Global Guardian of Digestive Health. Serving the World.

 

Extended mesenteric resection in Crohn

Review by Prof. Vishal Sharma (India)

Study Summary 

A multicenter randomized trial (the SPICY trial) compared extended mesenteric resection to standard mesenteric sparing resection in patients with Crohn’s disease undergoing ileocolic resection with anastomosis. 139 patients were randomized into one of the two groups - and the primary outcome of endoscopic recurrence (defined as Rutgeert score of i2b or worse) was assessed six months after surgery. Endoscopic recurrence rates following the extended mesenteric resection (28 of 66, 42%) was similar to standard resection (28 of 65, 43%). Complications like anastomotic leakage or Clavien-Dindo Grade IIIa or higher surgical complications were numerically greater in the extended resection group.

Commentary 

Recent studies including the LIRIC trial as well as data from the Danish national cohort have increased interest in surgical management of Crohn’s disease. Upfront surgery is a reasonable option for many patients with Crohn’s disease including those with stricturing or limited ileocecal disease but comes with the risk of postoperative recurrence.
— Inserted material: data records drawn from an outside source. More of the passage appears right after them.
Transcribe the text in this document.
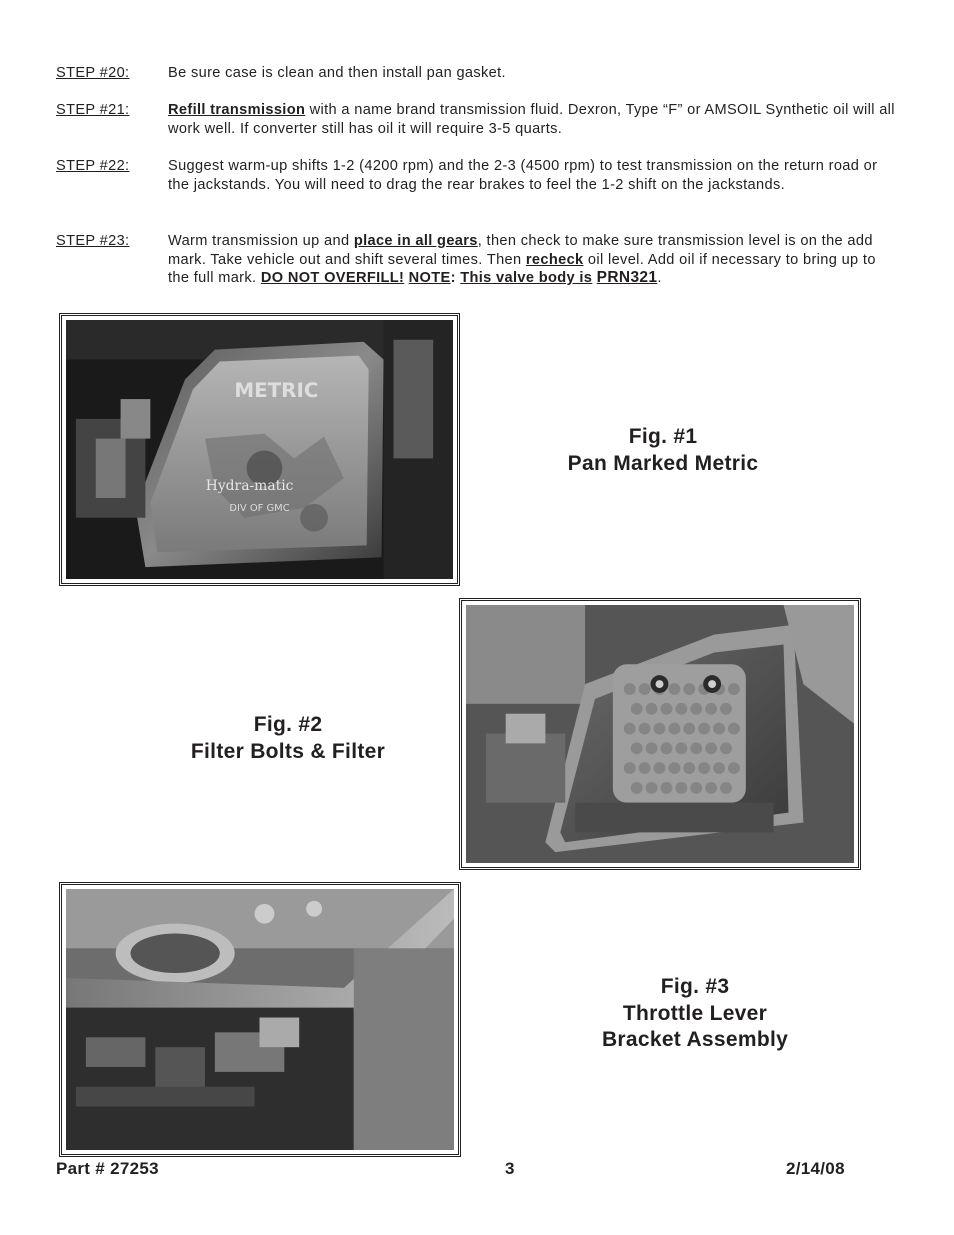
STEP #20:	Be sure case is clean and then install pan gasket.
STEP #21:	Refill transmission with a name brand transmission fluid. Dexron, Type “F” or AMSOIL Synthetic oil will all work well. If converter still has oil it will require 3-5 quarts.
STEP #22:	Suggest warm-up shifts 1-2 (4200 rpm) and the 2-3 (4500 rpm) to test transmission on the return road or the jackstands. You will need to drag the rear brakes to feel the 1-2 shift on the jackstands.
STEP #23:	Warm transmission up and place in all gears, then check to make sure transmission level is on the add mark. Take vehicle out and shift several times. Then recheck oil level. Add oil if necessary to bring up to the full mark. DO NOT OVERFILL! NOTE: This valve body is PRN321.
METRIC
Hydra-matic
DIV OF GMC
Fig. #1
Pan Marked Metric
Fig. #2
Filter Bolts & Filter
Fig. #3
Throttle Lever
Bracket Assembly
Part # 27253	3	2/14/08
Postoperative recurrence typically occurs at the neo-terminal ileum and the endoscopic recurrence precedes and serves as a proxy indicator for clinical or surgical recurrence. There is an interest in using medical therapy or surgical techniques to reduce postoperative recurrence. Some of the techniques which have garnered sufficient interest to justify randomized trials include end-to-end vs side-to-side anastomoses, the Kono-S anastomosis and mesenteric resection. The role of the mesentery in driving the inflammatory process in Crohn’ s disease is in focus and fueled interest in mesenteric resection. Previous retrospective studies had suggested some benefit, but the current RCT will temper enthusiasm for this strategy. The authors believe that the reasons for this difference from the retrospective studies is due to a less extensive mesenteric resection in the SPICY trial; a more radical excision may be beneficial but also comes with more surgical risks. Until more evidence and long-term data on clinical recurrence from this trial are available, it seems that the current guidance of mesenteric sparing surgery for patients with Crohn’s disease undergoing ileocolic resection will hold.

Citation

van der Does de Willebois EML, Bellato V, Duijvestein M, van der Bilt JDW, van Dongen K, Spinelli A, D'Haens GR, Mundt MW, Furfaro F, Danese S, Vignali A, Bemelman WA, Buskens CJ; SPICY collaborator group. Effect of mesenteric sparing or extended resection in primary ileocolic resection for Crohn's disease on postoperative endoscopic recurrence (SPICY): an international, randomised controlled trial. Lancet Gastroenterol Hepatol. 2024 Jul 15:S2468-1253(24)00097-9. doi: 10.1016/S2468-1253(24)00097-9. Epub ahead of print. PMID: 39025100.